In that lens, porn, within Queer studies, is a really important cultural space and I took that with me. Rachel and I had conversations about that when we first met. I think she really understood that I had that knowledge already coming into the project. It was important to both of us to really tell that story in this documentary. There was a kinship in that sense from the beginning.
AD: Circus of Books is very much about how the internet has shaped the culture and the whole reason their stores, unfortunately, had to close was because of the internet taking up that space.
KR: Yeah, I mean, it’s sad. Apps have done a lot of work for the gay community in terms of filling the space, the physical spaces Circus of Books used to fill. And hopefully, we will have fewer and fewer barriers for the gay community in order to be able to connect with each other. But, there is a loss there. These physical spaces really do mean something. I think, now more than ever, when we’re all confined to our homes we understand the value of meeting in person, of building community in person. That’s what Karen and Barry provided just by being stewards of the stores— the physical space for a community to come together.
AD: Has Circus of Books provided you a new perspective that you didn’t have before? What’s been new to you during this process?
KR: I did not know a lot about the LGBTQ history of Los Angeles, specifically. I knew a lot of the stories about San Francisco. I knew about New York, but I really didn’t know much about L.A. It has a very unique and very, very early and important history when it comes to gay rights, the Pride movement, and civil rights—that was exciting to learn. And particularly to see these interviews with gay elders from Los Angeles who were there from the beginning and to be able to capture their experience and their story —that was hugely eye-opening for me. And again, something that was really important to Rachel and me to include in the film.
And, you know, part of what really excited me about this project is that it’s an archival-heavy project. Those are some of my favorite projects to work on because it does transport us back into another time, even visually —there’s a texture that you get to play in with home videos and camcorder footage. There is a nostalgia there. But. I think it’s also about reframing that history and exposing something that maybe wasn’t seen or acknowledged in the moment. I love to be able to do that with projects.
AD: And what are you working on now?
KR: The next project that I’m working on right now is for Joey Soloway, the Transparent creator, and it’s similar. It’s also a personal story of their childhood experience growing up in this very experimental housing development in the south side of Chicago.

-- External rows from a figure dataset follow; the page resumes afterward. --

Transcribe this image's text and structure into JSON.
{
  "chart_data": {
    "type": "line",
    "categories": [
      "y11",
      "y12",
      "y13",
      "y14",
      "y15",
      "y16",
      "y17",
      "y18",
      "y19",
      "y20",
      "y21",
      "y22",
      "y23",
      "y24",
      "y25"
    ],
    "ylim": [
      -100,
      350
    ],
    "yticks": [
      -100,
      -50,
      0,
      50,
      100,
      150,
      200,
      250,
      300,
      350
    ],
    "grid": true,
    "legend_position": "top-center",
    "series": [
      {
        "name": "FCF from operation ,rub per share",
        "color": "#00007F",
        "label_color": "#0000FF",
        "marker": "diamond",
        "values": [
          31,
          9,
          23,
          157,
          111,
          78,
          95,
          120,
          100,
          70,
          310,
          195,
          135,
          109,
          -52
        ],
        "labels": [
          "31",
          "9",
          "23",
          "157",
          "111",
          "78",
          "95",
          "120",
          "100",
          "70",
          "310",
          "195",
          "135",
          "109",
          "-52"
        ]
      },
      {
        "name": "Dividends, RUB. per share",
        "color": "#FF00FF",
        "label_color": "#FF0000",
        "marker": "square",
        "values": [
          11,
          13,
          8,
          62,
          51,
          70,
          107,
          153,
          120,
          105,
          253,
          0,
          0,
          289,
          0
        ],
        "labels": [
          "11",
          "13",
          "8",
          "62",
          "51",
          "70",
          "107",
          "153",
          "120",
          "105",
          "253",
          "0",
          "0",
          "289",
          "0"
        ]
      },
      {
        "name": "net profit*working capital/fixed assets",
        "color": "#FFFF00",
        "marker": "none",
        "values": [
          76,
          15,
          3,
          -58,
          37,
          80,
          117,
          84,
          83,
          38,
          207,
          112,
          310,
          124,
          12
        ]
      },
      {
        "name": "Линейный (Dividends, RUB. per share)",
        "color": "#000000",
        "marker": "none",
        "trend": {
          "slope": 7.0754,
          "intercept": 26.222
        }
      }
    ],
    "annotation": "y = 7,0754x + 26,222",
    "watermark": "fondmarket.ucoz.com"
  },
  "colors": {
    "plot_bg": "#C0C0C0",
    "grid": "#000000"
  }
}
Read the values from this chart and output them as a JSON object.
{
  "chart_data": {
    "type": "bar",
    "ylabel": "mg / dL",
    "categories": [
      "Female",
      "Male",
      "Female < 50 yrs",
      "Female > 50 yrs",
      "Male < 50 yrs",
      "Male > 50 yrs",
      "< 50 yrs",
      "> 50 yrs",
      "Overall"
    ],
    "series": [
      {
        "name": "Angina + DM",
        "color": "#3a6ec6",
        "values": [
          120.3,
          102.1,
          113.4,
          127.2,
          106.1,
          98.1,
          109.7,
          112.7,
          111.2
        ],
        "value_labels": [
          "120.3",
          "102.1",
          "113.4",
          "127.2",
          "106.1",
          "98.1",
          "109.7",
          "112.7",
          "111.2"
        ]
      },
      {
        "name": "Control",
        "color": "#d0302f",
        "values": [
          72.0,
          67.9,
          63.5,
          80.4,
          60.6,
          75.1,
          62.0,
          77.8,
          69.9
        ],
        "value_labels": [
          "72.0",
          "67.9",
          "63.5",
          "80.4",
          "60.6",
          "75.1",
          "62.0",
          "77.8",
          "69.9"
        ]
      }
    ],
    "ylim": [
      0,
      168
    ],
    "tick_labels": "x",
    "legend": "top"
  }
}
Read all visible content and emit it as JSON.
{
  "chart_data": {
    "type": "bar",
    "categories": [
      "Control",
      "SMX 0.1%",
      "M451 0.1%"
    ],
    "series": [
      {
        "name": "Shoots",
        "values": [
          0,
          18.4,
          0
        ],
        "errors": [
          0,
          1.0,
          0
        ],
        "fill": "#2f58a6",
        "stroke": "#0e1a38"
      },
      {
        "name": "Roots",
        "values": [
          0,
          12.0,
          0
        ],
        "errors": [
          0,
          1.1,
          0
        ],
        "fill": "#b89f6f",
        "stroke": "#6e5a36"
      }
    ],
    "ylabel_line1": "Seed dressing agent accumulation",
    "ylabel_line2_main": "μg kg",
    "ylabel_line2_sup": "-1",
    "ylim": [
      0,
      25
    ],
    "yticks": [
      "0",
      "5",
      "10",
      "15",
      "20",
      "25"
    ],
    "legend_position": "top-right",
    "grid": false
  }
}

And as I’m learning, Chicago is a notoriously segregated city and this housing development was meant to be multi-racial, multi-socioeconomic status.
It’s again looking back in time, using a lot of archival material to examine this personal experience that, maybe now as an adult, Joey has a different perspective on, and also panning out to talk about some broader social, political, and cultural things.
AD: Looking forward to it! Thank you for your time, Kathryn. And good luck!
KR: Thank you!
Kathryn Robson is Emmy-nominated in the Outstanding Writing for a Nonfiction Program category. Circus of Books is available on Netflix.